Look for downstream points of cross-talk between two proteins
This script was written in 2014 and published in "Anticipating designer drug-resistant cancer cells" (Frangione et al. 2015 , doi:10.1016/j.drudis.2015.02.005). The code is provided as-is for archival purposes and may no longer function due to version changes, database resturcturing, and/or altered API calls. -JL 05/28/2022
Spider Map is a Python script designed to utilize the relations in the Kyoto Encyclopedia of Genes and Genomes (KEGG) database to determine the crosstalk between two target proteins. Potential applications for this script include validating proposed instances of crosstalk with available data and identifying potential crosstalk changes in disordered pathways. The algorithm utilized in this script relies on the data contained in the KEGG Markup Language (KGML) entries for the pathways in the KEGG database. The KEGG database is queried to collect all KGML files for pathways which include proteins downstream from the target proteins.

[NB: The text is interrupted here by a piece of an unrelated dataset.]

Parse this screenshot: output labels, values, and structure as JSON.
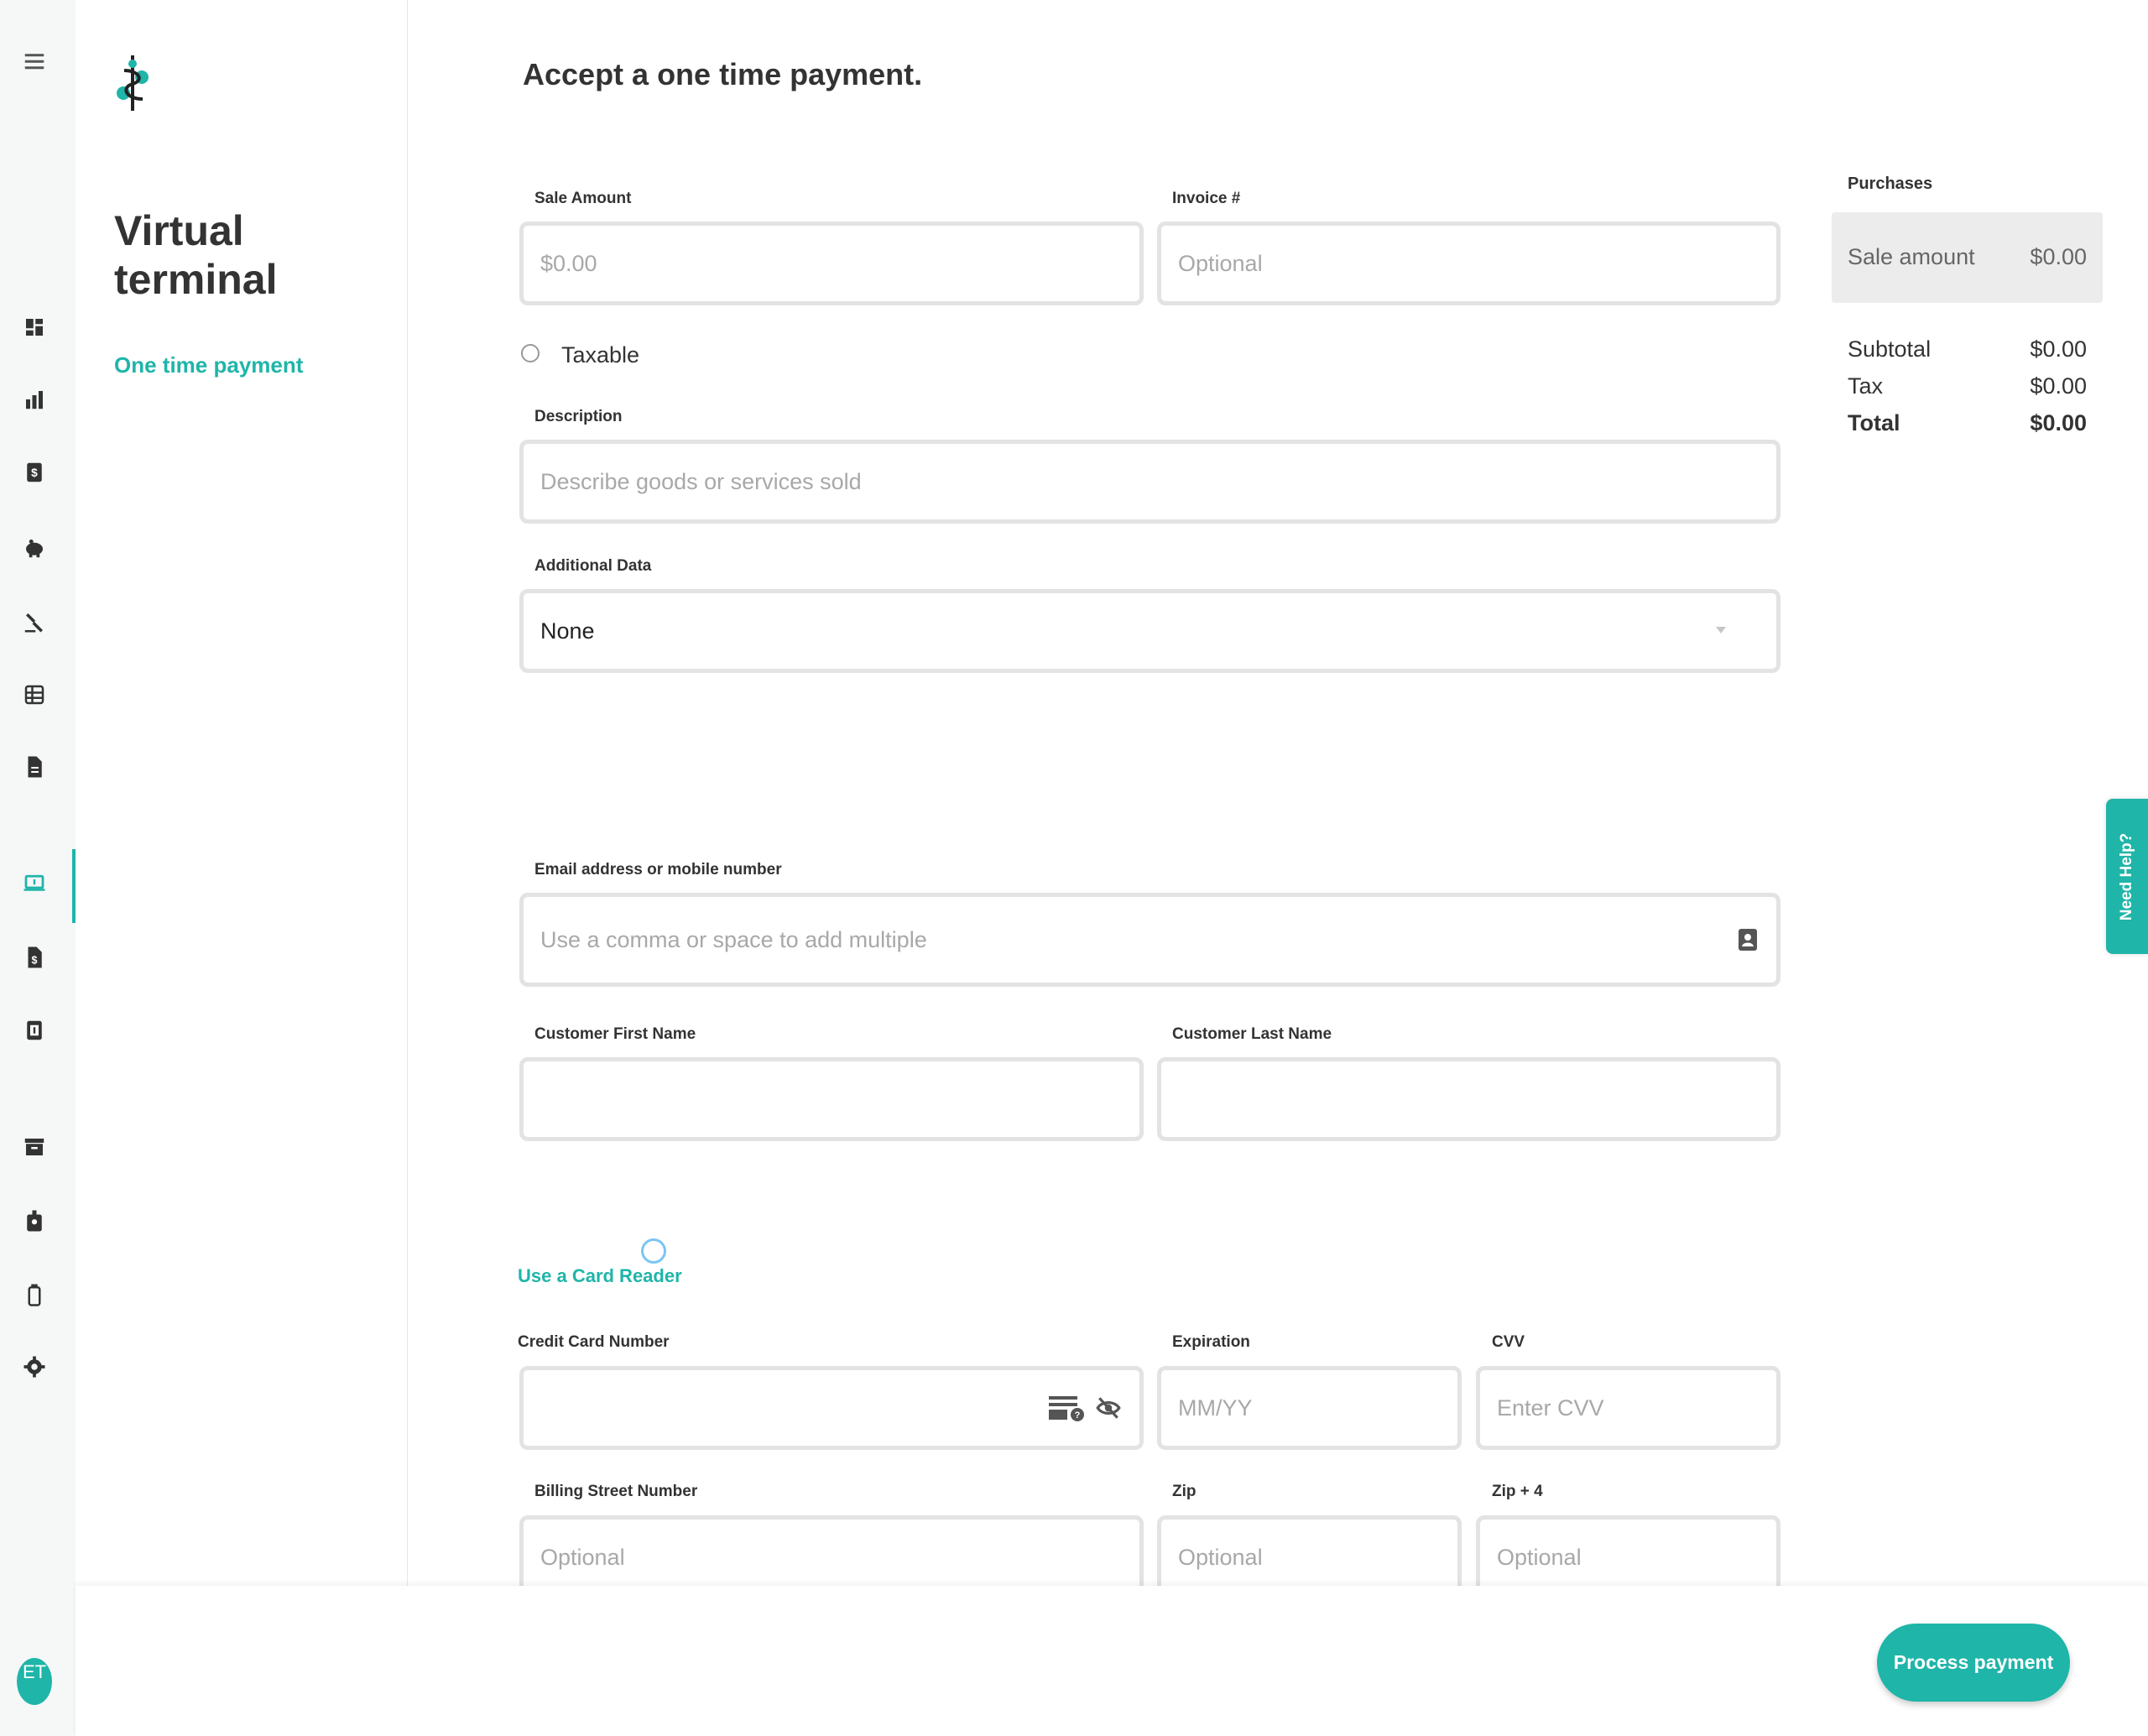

These files are then parsed and converted into a directional graph with the genes/complexes forming the nodes, much like the graphs present in the KEGG database. The nodes which can trace back to both target proteins, which represent instances of crosstalk, are then recorded for manual exploration. Limitations of this script are based on the information present in KGML files, most important of which is the tendency for genes to appear individually and as complexes (e.g. RAC1). These nodes are considered to be unrelated during the creation of the relation graph in Spider Map, and such nodes may appear in the results a number of times. In such a case it falls to the researcher to determine which complex is of interest.
See "Spider_map instructions.pdf" for more detailed instructions (with pictures).
- Using the KEGG website (kegg.jp), identify your genes of interest and their KEGG IDs. (for example: I'm looking for links between BRAF and STAT3. I search for those on KEGG and find their IDs(hsa:673 and hsa:6774) )
- Choose a pathway which your genes of interest are involved in and the pathway's KEGG ID. (Which one you choose does not matter, as they will all be analyzed. This will be changed in the optimized version) (example: BRAF is in hsa04015, STAT3 is in hsa04630)
- Start the version of the mapping tool you want to use (with or without output file).
- Navigate to target directory. (input HELP for a list of commands)
- Start data collection algorithm using MAP command in target directory. (This will create 2 sub-directories for the genes of interest)
- When prompted input the KEGG ID for the pathways of your genes of interest (Pathways in the KEGG database do NOT have a ':' after their organism code). You will be prompted once for each gene of interest.
- After data collection is finished, you may continue to parse data immediately using the PARSE command. You may also quit the script using the QUIT command.
(Assuming you did not continue after collecting data)
- Start the version of the mapping tool you want to use (with or without output file)
- Navigate to the directory where you ran the mapping tool (If in doubt, such a directory will contain 2 files named '1' and '2')
- Run the PARSE command. (If you continued after collecting data, start here)
- When prompted enter the KEGG ID for your genes of interest (This step will work with multi-gene proteins, such as RAP1 [hsa:5906 hsa:5908]. However these must be entered exactly as they appear in the KEGG database) 6a. If using the version without an output file: you may enter the KEGG ID of any genes you wish to test as links between your genes of interest. If you do not have any to test, you may press the enter key. If your test gene is not in the list of linking genes you will be able to display the list of links by responding 'y' to the next prompt.) 6b. If using the version with an output file: the output file will be located in the directory where you ran the MAP and PARSE commands. The file will be named "protein_links.txt". If you wish to re-run the analysis and keep this file, you must move it to another location or rename it, else it will be overwritten.